As soon as I got in the truck I could tell I was a little bit sicker than I thought. We must have pulled over 10 times in the first half an hour of driving. It's been a long time since I was that sick. I went to the doctor that night and it's a good thing. I had bronchitis that was turning into pneumonia real fast. Instead of getting back to school on Monday as planned, I got back at 1am on Thursday. It's a good thing it was a medical excuse, or that would have cost me a lot of money retaking second semester!
The score wasn't as high as I had wanted, but I had learned many valuable lessons. They were all rookie mistakes, and learning the hard way is sometimes the best way. It was my first time experiencing propagation from the east coast, and it was completely different from anything I've seen before. If I could do it again, there is probably 100 things I would different. It was fun hearing the guys at WL7E (KL7Y) from somewhere else. Dan's station is awesome, and the signal in Georgia is the loudest from Alaska. Late Sunday on 15m KL7RA was about s7 or s8, and WL7E was solid 20 over 9. 15m is a strong band from KL7Y, but they were still the loudest KL7 on every band I heard them on. My score would have definitely been lower had I not researched propagation and asked around for tips ahead of time. I did the same thing for my CQWW CW Single op from N6HR as N7IP. That contest went bad when I didn't have 40 meters, so I got 8 hours of sleep a night. I did manage to beat every other W7 on 10 20 with just a tribander.

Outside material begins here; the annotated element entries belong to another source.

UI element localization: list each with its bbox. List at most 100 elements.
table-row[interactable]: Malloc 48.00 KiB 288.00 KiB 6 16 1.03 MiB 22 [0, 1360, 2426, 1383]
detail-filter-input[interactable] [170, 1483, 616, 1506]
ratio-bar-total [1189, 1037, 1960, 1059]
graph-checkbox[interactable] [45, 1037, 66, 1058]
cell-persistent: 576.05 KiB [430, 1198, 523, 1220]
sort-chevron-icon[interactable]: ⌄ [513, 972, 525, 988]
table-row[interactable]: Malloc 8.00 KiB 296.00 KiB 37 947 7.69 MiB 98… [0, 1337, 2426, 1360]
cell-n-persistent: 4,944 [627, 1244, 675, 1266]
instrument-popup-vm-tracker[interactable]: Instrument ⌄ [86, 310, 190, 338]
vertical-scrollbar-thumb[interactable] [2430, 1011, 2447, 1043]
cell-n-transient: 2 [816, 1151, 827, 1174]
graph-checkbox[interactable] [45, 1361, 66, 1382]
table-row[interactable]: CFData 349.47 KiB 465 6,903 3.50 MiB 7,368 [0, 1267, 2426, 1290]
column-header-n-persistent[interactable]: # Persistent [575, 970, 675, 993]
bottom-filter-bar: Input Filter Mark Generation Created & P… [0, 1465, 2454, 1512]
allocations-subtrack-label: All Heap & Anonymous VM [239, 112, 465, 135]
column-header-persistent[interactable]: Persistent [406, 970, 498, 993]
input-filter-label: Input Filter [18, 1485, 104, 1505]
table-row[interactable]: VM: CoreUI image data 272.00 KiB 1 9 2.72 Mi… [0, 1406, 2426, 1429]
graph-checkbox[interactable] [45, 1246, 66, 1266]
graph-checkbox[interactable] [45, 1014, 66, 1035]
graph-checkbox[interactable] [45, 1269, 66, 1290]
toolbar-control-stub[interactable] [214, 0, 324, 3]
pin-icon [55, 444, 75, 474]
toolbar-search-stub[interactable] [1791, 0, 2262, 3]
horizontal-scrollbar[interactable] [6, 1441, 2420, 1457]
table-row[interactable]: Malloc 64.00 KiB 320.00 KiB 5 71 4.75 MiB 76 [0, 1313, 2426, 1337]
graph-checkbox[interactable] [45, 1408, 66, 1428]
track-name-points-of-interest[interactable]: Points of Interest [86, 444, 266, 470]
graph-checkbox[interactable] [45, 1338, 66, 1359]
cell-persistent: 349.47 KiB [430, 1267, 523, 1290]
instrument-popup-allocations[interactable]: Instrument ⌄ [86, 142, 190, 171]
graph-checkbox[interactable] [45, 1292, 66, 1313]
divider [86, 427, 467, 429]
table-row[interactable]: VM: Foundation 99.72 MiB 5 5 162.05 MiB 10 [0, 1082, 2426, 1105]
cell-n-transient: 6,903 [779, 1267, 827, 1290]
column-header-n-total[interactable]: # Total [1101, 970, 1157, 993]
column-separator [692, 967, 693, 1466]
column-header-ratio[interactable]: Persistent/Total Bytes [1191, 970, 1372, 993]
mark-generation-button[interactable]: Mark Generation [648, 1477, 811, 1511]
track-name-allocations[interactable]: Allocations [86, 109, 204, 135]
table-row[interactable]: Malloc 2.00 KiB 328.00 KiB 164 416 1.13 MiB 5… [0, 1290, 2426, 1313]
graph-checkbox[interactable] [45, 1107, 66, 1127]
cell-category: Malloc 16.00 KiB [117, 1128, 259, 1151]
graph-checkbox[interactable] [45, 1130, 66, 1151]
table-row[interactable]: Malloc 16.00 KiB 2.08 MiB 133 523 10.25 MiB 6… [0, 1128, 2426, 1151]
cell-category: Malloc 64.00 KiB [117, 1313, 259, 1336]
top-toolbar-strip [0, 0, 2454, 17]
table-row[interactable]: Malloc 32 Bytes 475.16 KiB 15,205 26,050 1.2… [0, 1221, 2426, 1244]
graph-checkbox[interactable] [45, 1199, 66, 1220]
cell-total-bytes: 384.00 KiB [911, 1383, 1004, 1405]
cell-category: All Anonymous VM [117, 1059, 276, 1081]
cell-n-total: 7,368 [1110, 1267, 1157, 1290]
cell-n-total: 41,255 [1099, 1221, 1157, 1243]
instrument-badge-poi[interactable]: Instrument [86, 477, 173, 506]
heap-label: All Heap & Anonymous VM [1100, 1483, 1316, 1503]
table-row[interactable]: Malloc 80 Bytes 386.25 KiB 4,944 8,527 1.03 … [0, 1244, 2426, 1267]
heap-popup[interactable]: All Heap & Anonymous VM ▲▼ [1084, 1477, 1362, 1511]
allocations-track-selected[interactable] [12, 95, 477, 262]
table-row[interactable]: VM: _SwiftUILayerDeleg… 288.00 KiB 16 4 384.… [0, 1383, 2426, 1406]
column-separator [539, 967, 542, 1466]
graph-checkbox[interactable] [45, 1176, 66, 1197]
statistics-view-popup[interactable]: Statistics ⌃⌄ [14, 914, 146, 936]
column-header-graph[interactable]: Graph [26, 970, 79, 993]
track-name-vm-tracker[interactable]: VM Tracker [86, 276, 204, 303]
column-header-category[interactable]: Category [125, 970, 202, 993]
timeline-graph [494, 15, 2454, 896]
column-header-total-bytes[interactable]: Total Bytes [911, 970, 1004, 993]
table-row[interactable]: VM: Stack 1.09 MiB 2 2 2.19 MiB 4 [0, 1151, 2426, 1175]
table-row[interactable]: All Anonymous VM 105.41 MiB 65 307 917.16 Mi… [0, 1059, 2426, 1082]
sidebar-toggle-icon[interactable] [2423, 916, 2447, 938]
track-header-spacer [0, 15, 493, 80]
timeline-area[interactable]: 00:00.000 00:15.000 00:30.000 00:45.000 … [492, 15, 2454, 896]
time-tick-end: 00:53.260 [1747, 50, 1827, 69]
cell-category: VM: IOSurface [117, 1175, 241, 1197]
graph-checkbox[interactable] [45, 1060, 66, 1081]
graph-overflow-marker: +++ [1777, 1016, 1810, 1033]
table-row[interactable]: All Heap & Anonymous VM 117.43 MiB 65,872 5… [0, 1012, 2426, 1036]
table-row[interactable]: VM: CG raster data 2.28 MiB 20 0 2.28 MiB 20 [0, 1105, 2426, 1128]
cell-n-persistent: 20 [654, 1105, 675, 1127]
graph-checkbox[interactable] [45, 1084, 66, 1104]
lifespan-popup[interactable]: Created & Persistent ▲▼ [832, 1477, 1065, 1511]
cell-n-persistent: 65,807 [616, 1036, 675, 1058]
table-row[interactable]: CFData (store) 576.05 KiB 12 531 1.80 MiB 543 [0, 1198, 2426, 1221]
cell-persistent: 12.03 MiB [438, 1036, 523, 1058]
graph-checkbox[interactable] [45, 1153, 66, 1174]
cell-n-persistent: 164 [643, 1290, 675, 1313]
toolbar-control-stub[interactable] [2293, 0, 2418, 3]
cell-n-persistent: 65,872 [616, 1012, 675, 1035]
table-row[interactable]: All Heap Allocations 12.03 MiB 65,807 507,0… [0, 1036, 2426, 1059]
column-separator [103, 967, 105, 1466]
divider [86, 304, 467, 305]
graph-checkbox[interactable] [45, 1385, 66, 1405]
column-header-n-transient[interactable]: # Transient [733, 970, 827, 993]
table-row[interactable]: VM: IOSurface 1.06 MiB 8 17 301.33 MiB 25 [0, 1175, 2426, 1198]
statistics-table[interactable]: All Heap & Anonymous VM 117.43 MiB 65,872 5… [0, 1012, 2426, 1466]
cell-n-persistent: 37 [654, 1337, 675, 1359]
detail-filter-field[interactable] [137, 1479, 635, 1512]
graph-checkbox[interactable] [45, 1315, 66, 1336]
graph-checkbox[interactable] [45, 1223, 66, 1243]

Going from a M/M to a SOAB is very difficult. It's not the staying up all night that will get you, it's trying to maximize the score for all bands, instead of just one. At a M/M you concentrate entirely on the band you are working at the moment. You don't think to yourself, "Is it time to move?" Instead, you work the best rate, and chase mults, and always have a presence on the band. Single op, at least with one radio, you are limited in the amount of short, exotic openings you work. SO2R solves a lot of that problem, but I haven't gotten to that hurdle yet. (Although I really want to.) Single op is a lot of fun, but M/M is the most fun. You can still get all the operating time you want, plus you can take a break for food if you want, talk with others during breaks, work those exotic openings, and really maximize a band. You're trying to do as well as you can on all bands for an entire 48 hour period with no restrictions. That's pretty cool if you ask me.
Thanks to Bill, W4AN, for letting me use his great station, and also to my friend Terri who is the best person in the world and let me take a break from school at her beautiful home. I had a blast in Georgia, and I will definitely be back... contest or no contest.